The bank insists its silence and inaction cannot render it culpable for any damage caused to US customers of MtGox who could not get their money back after the Exchange got into trouble.

Mizuho Bank, which has been accused of creating transaction difficulties for MtGox’s customers, is stepping up its defense in the United States by using a rather unconventional argument which centers around its inaction and silence.

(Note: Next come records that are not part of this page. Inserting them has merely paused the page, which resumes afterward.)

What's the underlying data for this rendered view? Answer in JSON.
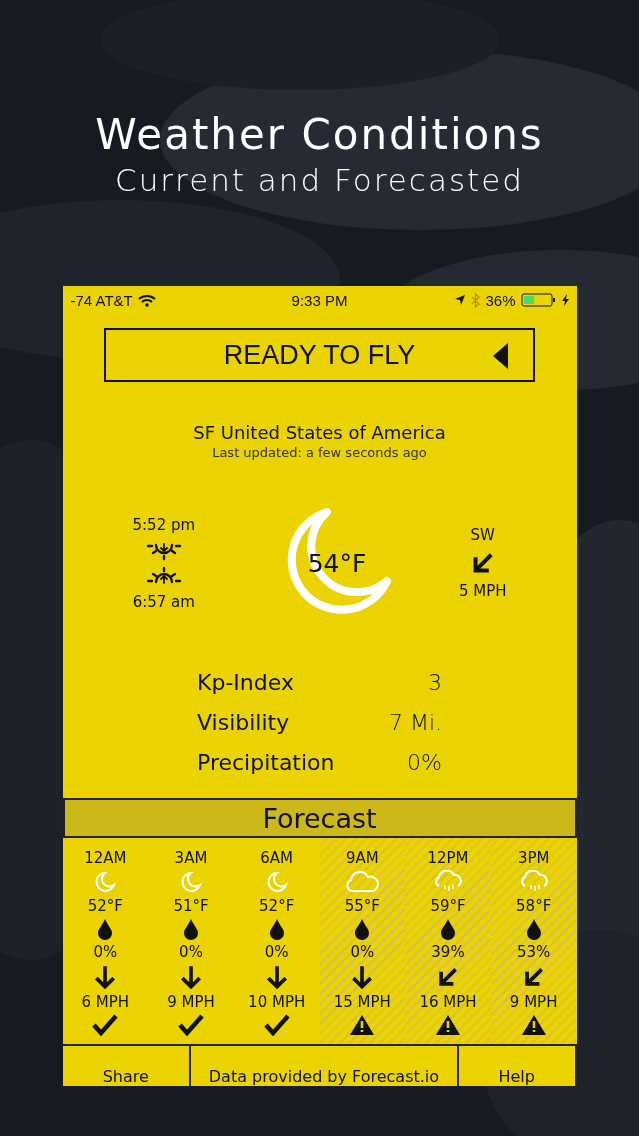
{
  "header": {
    "title": "Weather Conditions",
    "subtitle": "Current and Forecasted"
  },
  "status_bar": {
    "carrier": "-74 AT&T",
    "time": "9:33 PM",
    "battery": "36%"
  },
  "ready_button": {
    "label": "READY TO FLY"
  },
  "location": {
    "name": "SF United States of America",
    "updated": "Last updated: a few seconds ago"
  },
  "current": {
    "kind": "night",
    "sunset": "5:52 pm",
    "sunrise": "6:57 am",
    "temperature": "54°F",
    "wind": {
      "kind": "southwest",
      "direction": "SW",
      "speed": "5 MPH"
    }
  },
  "stats": [
    {
      "label": "Kp-Index",
      "value": "3"
    },
    {
      "label": "Visibility",
      "value": "7 Mi."
    },
    {
      "label": "Precipitation",
      "value": "0%"
    }
  ],
  "forecast": {
    "title": "Forecast",
    "hours": [
      {
        "kind": "night",
        "time": "12AM",
        "temp": "52°F",
        "precip": "0%",
        "wind": {
          "kind": "south",
          "speed": "6 MPH"
        },
        "caution": false
      },
      {
        "kind": "night",
        "time": "3AM",
        "temp": "51°F",
        "precip": "0%",
        "wind": {
          "kind": "south",
          "speed": "9 MPH"
        },
        "caution": false
      },
      {
        "kind": "night",
        "time": "6AM",
        "temp": "52°F",
        "precip": "0%",
        "wind": {
          "kind": "south",
          "speed": "10 MPH"
        },
        "caution": false
      },
      {
        "kind": "cloudy",
        "time": "9AM",
        "temp": "55°F",
        "precip": "0%",
        "wind": {
          "kind": "south",
          "speed": "15 MPH"
        },
        "caution": true
      },
      {
        "kind": "rainy",
        "time": "12PM",
        "temp": "59°F",
        "precip": "39%",
        "wind": {
          "kind": "southwest",
          "speed": "16 MPH"
        },
        "caution": true
      },
      {
        "kind": "rainy",
        "time": "3PM",
        "temp": "58°F",
        "precip": "53%",
        "wind": {
          "kind": "southwest",
          "speed": "9 MPH"
        },
        "caution": true
      }
    ]
  },
  "footer": [
    "Share",
    "Data provided by Forecast.io",
    "Help"
  ]
}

Let’s recall what the case is about. When MtGox’s head Mark Karpeles refused to close Mt. Gox’s account at Mizuho, the bank instituted a series of policies it kept secret from the public that were designed to frustrate Mizuho’s relationship with Mt. Gox. Thus, Mizuho limited and ultimately stopped processing international wire withdrawals from Mt.Gox’s Mizuho account. Mizuho, however, continued to accept international cash deposits into the Mt. Gox account.

In January 2014, plaintiff Joseph Lack, a resident of California, joined Mt. Gox. Upon joining, Lack wired $40,000 to Mt.Gox’s Mizuho account. Mizuho accepted the transfer and collected the transaction fee. On February 24, 2014, the website of the exchange went dark. Lack waited in vain for his deposit to appear in his Mt Gox account. He did not succeed in getting his money back.

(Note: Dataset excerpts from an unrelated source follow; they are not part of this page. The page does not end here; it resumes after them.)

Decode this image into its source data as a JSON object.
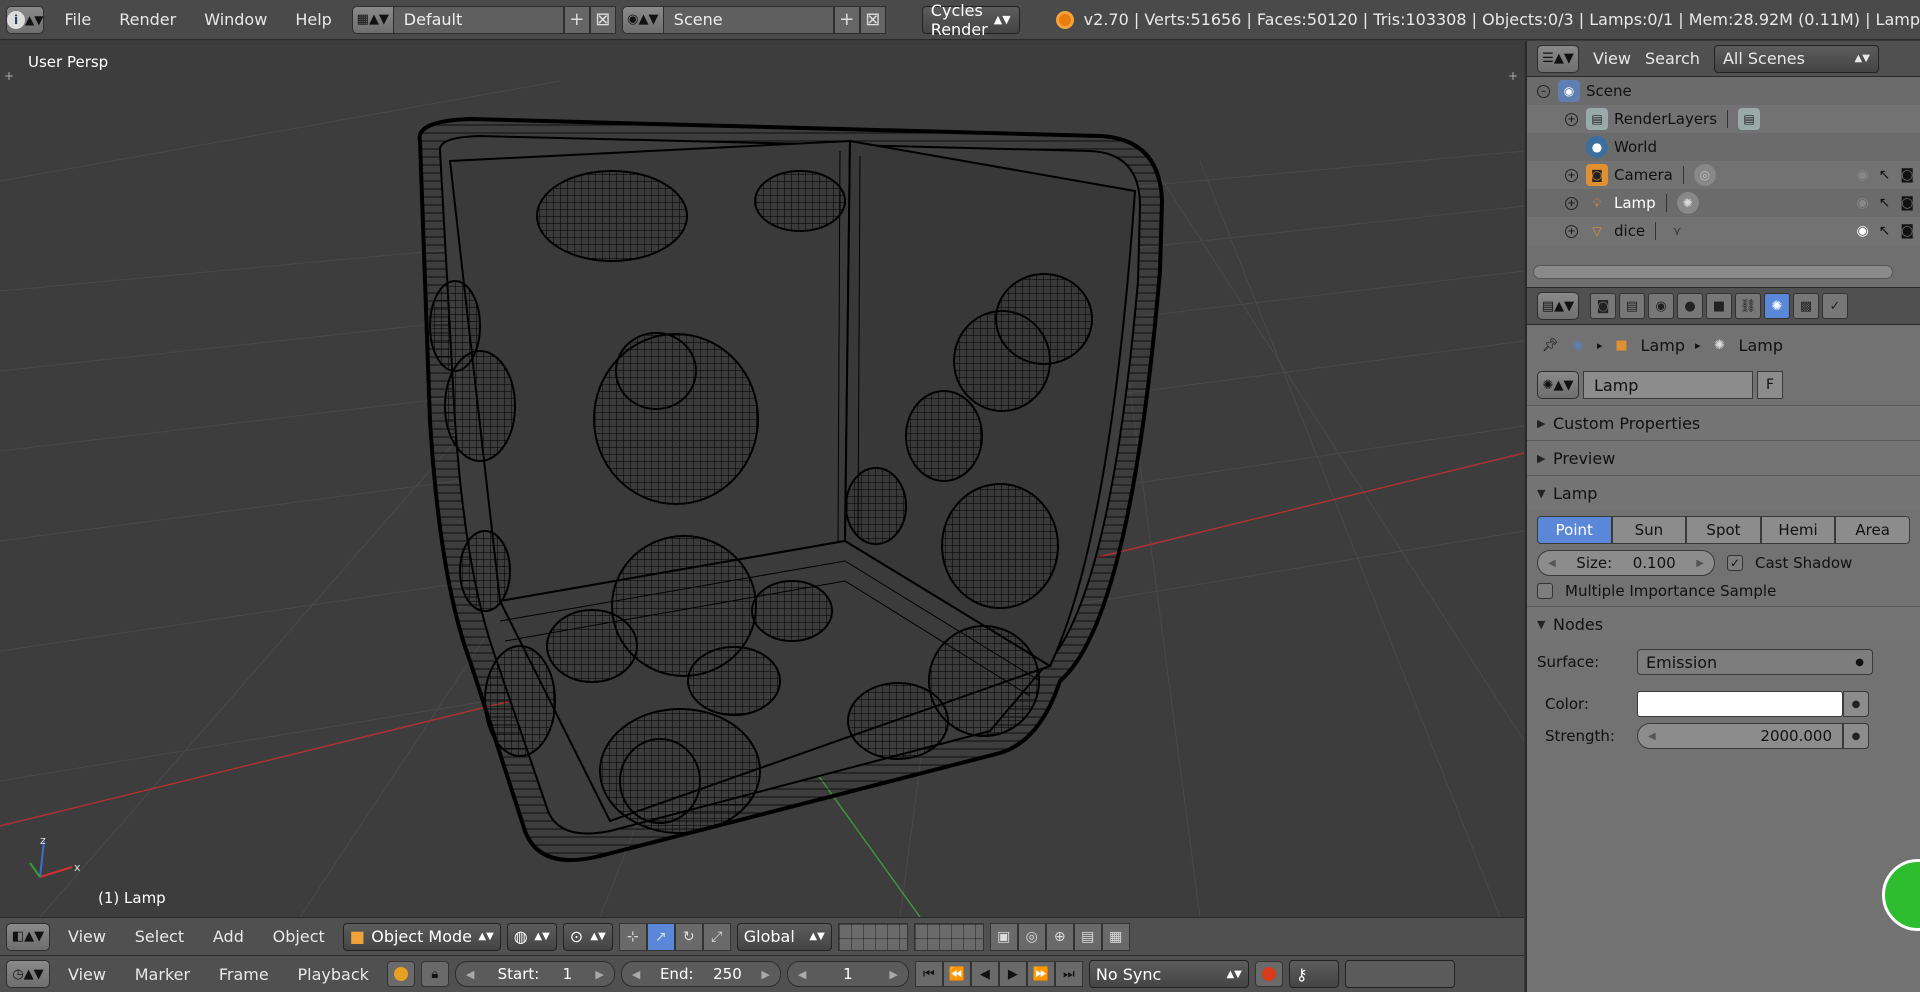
{
  "topbar": {
    "menus": [
      "File",
      "Render",
      "Window",
      "Help"
    ],
    "layout": "Default",
    "scene": "Scene",
    "engine": "Cycles Render",
    "stats": "v2.70 | Verts:51656 | Faces:50120 | Tris:103308 | Objects:0/3 | Lamps:0/1 | Mem:28.92M (0.11M) | Lamp"
  },
  "viewport": {
    "label": "User Persp",
    "object_label": "(1) Lamp",
    "axis_x": "x",
    "axis_z": "z"
  },
  "view_header": {
    "menus": [
      "View",
      "Select",
      "Add",
      "Object"
    ],
    "mode": "Object Mode",
    "orientation": "Global"
  },
  "timeline": {
    "menus": [
      "View",
      "Marker",
      "Frame",
      "Playback"
    ],
    "start_label": "Start:",
    "start": "1",
    "end_label": "End:",
    "end": "250",
    "current": "1",
    "sync": "No Sync"
  },
  "outliner": {
    "menus": [
      "View",
      "Search"
    ],
    "filter": "All Scenes",
    "items": [
      {
        "label": "Scene"
      },
      {
        "label": "RenderLayers"
      },
      {
        "label": "World"
      },
      {
        "label": "Camera"
      },
      {
        "label": "Lamp"
      },
      {
        "label": "dice"
      }
    ]
  },
  "properties": {
    "breadcrumb": [
      "Lamp",
      "Lamp"
    ],
    "datablock_name": "Lamp",
    "fake_user": "F",
    "panels": {
      "custom": "Custom Properties",
      "preview": "Preview",
      "lamp": "Lamp",
      "nodes": "Nodes"
    },
    "lamp_types": [
      "Point",
      "Sun",
      "Spot",
      "Hemi",
      "Area"
    ],
    "size_label": "Size:",
    "size_value": "0.100",
    "cast_shadow": "Cast Shadow",
    "mis": "Multiple Importance Sample",
    "surface_label": "Surface:",
    "surface_value": "Emission",
    "color_label": "Color:",
    "strength_label": "Strength:",
    "strength_value": "2000.000"
  },
  "colors": {
    "selected_blue": "#5a87d8",
    "viewport_bg": "#3d3d3d",
    "axis_red": "#b33030",
    "axis_green": "#3a9a3a"
  }
}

Accordingly, Lack brought an action against Karpeles and Mizuho. Lack alleges that Mizuho had a duty to disclose material information to him and the other depositors. Also, the plaintiff accuses Mizuho of intentionally defrauding him by concealing that the bank was no longer accepting withdrawal requests. Furthermore, the plaintiff alleges that Mizuho caused him damage.

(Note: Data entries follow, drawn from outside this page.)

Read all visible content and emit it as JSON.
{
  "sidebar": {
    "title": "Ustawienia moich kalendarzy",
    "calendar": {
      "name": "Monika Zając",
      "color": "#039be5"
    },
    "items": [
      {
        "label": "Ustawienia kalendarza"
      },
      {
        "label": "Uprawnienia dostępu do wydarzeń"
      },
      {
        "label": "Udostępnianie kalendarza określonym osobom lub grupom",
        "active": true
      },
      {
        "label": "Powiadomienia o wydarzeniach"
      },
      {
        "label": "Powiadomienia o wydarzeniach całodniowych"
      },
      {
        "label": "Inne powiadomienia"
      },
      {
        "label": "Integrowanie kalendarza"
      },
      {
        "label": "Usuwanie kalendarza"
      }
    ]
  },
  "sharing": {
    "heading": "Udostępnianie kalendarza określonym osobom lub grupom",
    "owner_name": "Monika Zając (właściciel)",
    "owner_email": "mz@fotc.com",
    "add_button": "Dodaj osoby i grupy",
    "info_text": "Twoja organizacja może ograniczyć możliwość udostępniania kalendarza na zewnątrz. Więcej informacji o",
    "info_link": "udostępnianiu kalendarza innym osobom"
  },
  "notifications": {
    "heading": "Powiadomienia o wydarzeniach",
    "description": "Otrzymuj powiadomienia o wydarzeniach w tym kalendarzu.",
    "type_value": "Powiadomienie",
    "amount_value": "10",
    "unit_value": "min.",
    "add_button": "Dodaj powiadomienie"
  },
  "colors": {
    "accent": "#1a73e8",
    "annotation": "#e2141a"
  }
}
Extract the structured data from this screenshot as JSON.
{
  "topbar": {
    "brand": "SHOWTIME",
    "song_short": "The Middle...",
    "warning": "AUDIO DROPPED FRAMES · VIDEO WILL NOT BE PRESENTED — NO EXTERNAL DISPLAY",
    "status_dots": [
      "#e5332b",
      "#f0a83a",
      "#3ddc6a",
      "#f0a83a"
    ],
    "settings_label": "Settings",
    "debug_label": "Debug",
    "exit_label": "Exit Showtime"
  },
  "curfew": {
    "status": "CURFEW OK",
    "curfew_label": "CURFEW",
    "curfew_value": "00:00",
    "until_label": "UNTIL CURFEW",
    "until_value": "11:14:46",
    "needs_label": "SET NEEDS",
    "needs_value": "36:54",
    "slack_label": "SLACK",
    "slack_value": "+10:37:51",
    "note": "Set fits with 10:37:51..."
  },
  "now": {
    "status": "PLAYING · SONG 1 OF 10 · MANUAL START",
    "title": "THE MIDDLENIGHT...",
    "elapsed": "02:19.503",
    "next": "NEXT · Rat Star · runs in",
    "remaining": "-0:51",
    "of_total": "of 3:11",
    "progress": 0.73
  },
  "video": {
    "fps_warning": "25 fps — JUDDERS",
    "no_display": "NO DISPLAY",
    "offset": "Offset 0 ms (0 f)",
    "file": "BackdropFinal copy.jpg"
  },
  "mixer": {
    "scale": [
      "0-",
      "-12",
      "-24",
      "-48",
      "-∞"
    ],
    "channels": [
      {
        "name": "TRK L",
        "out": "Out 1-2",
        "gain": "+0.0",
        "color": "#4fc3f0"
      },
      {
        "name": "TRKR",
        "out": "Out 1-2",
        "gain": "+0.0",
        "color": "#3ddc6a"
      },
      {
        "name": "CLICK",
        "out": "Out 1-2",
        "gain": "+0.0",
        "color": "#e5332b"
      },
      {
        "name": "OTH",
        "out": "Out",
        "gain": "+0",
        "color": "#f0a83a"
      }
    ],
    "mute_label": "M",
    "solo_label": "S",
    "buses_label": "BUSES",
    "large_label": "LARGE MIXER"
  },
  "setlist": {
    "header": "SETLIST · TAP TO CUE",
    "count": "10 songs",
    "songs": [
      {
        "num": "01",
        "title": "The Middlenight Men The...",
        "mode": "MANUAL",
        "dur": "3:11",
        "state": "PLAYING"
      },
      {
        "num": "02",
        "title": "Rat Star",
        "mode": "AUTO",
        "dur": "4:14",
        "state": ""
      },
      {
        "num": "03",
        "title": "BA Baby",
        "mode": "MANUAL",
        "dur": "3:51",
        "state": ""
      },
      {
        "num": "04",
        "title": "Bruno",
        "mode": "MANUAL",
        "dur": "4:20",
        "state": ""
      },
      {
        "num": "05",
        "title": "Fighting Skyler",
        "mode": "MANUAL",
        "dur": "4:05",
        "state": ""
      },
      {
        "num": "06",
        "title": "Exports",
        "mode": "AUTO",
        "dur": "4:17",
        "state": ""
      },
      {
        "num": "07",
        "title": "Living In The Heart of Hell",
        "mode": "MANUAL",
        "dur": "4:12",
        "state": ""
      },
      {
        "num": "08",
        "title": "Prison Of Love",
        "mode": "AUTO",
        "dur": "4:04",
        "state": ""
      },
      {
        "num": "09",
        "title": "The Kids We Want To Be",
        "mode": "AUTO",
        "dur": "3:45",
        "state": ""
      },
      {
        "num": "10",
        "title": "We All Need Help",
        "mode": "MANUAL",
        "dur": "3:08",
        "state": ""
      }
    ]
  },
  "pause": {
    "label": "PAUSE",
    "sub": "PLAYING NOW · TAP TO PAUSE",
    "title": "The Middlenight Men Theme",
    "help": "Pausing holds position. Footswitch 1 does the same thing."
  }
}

Mizuho has earlier tried to rebut the claims but the California Central District Court sided with the plaintiff  and denied the bank’s motion to dismiss.

Now, Mizuho aims to appeal from that Court’s decision. It filed the respective motion on Monday, July 23rd.

The official question that Mizuho raises is the following:

May a foreign bank defendant’s passive acceptance of wire transfers, coupled with an allegedly wrongful silence or inaction pursuant to the bank’s generally applicable worldwide policy, subject a bank to personal jurisdiction in each forum state in which a wire transfer originates, consistent with the requirements of the Due Process Clause of the United States Constitution?

The issue at hand is of wide applicability: whether a foreign bank’s alleged silence or inaction pursuant to the bank’s generally applicable worldwide policy creates a substantial connection with the forum state (in this case, California) so as to support personal jurisdiction. Foreign banks indeed accept wire transfers from their customers’ customers all the time.

Mizuho then goes on to explain how wires are something pretty much unrelated to it. Here is the precise wording:

“To accept a wire transfer is passive conduct, especially because, by its nature, a wire transfer is not a communication between people, but just a transmission of information electronically from a machine at one bank to a machine at another. Indeed, Lack is not alleged to have had any direct contact with Mizuho”.

Mizuho is alleged to have simply remained silent – which is to say, it said (and did) nothing. In substance, according to the bank, the transaction was between Lack and Mt. Gox, whereas Mizuho played no substantive role.

Mizuho does not dispute that Mt. Gox customers reside in 175 countries, and at least 30,000 of them live in the United States. The bank also concedes that if a court in California may exercise personal jurisdiction over Mizuho based solely on Mizuho’s receipt of wire transfers without disclosing to the sender the alleged change in Mizuho’s relationship with its customer, then so can courts in all other jurisdictions in the United States where Mt. Gox customers reside.

The defendant bank insists that its “inaction” was not targeted at California-based clients of MtGox. The damage caused to Lack is dubbed by the bank to be incidental.

The case, captioned Joseph Lack v. Mizuho Bank, Ltd., et al (2:18-cv-00617), continues at the California Central District Court.